It’s a miserable morning on the Nasdaq as the tech-heavy index tumbled 2% through 10:20 a.m. ET Wednesday. Unfortunately for renewable energy investors, their stocks are taking some of the worst damage — and a note from investment bank Morgan Stanley is one reason.
QuantumScape (QS 1.08%), which is developing a solid-state battery for powering electric vehicles (EVs), was down 5.1%, and lithium-ion battery manufacturer Freyr Battery (FREY -11.31%) was doing even worse, down 13.9%. Hydrogen fuel cell pioneer Plug Power (PLUG -2.33%) isn’t looking too healthy this morning, either (albeit for different reasons), as its stock tumbled 7%.
So what’s ailing EV stocks this morning? Morgan Stanley seems to be the start of their troubles. Ratings-watcher The Fly is reporting that it downgraded Freyr this morning to equal weight (hold), while cutting its price target on the battery stock in half to $13 a share. The bank also cut its price target on QuantumScape — which was already rated underweight (sell) — by 25%, to $3 a share.
The cuts to price targets (and to Freyr’s overall rating) come in response to a broader shake-out of EV stocks that Morgan Stanley is seeing, and are part of a “reset” of valuations in the sector. Urging investors to reduce their exposure to EV stocks in general, the bank said investors might begin to lose patience with companies that can’t deliver products to market quickly.
This could be bad news for QuantumScape, which has yet to generate any revenue and isn’t expected to have products ready for market before about 2026.
Freyr’s position is a bit better than that: It began generating revenue last year, and could be bringing in hundreds of millions of dollars in sales by 2024. Actual profits, however, still aren’t expected to arrive before 2031, according to estimates collected by S&P Global Market Intelligence. And that might be too long to ask investors to wait.
So much for the battery companies. But what about Plug Power, which focuses its renewable energy efforts in a slightly different direction? It runs hydrogen through proton exchange membranes to generate electricity to power vehicles.
Morgan Stanley didn’t mention Plug today. But the company itself was expected to make some announcements later Wednesday when it gives its annual business update after close of trading on the Nasdaq.
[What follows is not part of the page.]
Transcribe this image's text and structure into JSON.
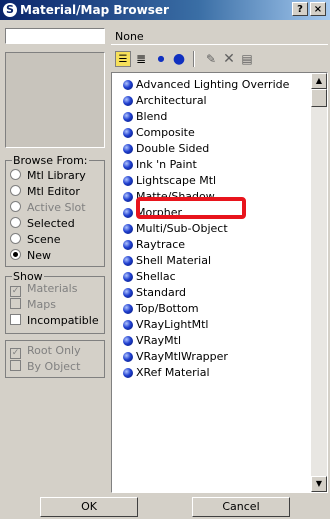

Plug didn’t drop any hints about what it will reveal when announcing the event last week. Regardless, Wall Street is optimistic that Plug will more than double its sales in the current quarter, and grow sales 80% next quarter — all while cutting its losses.
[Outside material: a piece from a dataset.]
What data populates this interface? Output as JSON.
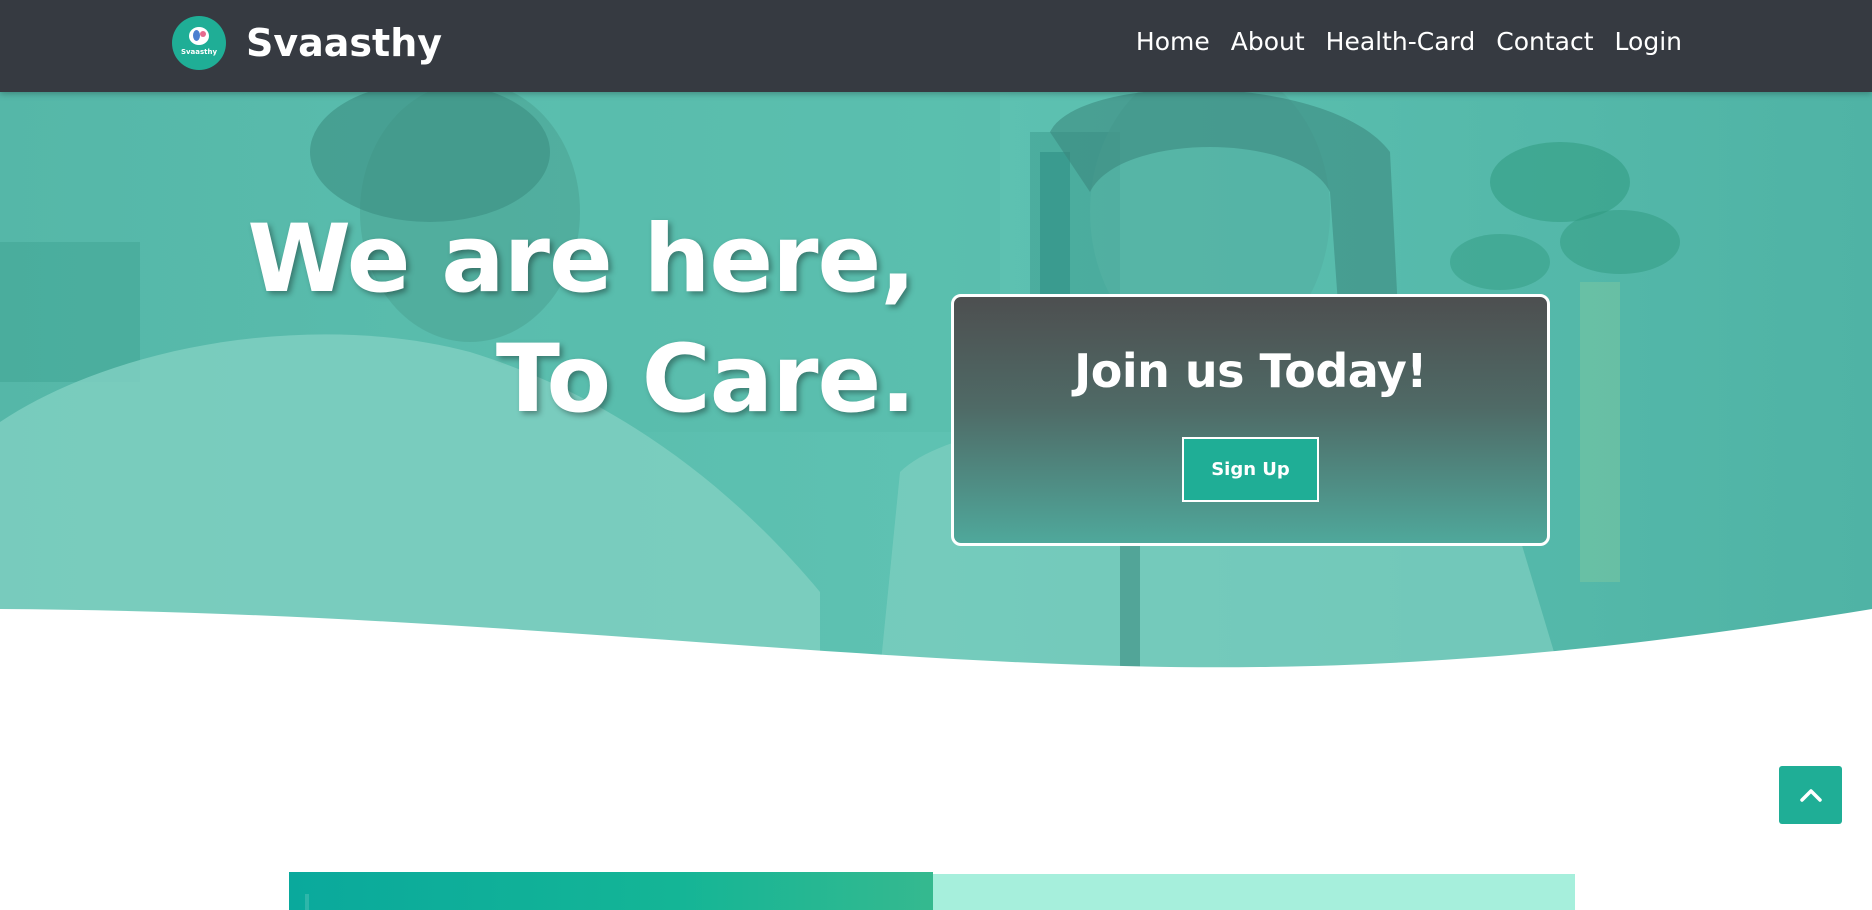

Longer term, sales are expected to hit $825 million this year, then grow 66% to $1.4 billion next year, en route to $5 billion by 2030.
All of the above sounds like good news, and not a good reason for Plug Power stock to be selling off ahead of the update. Investors could be selling the stock now in order to prepare for a disappointment.
But I think that’s a mistake: 2030 is a long time away, and there’s little reason for Plug to lower expectations this evening, for something that might or might not happen seven years from now.
My hunch: Plug’s pronouncements will be properly optimistic this evening, and any losses the stock takes today will be quickly recovered Thursday morning.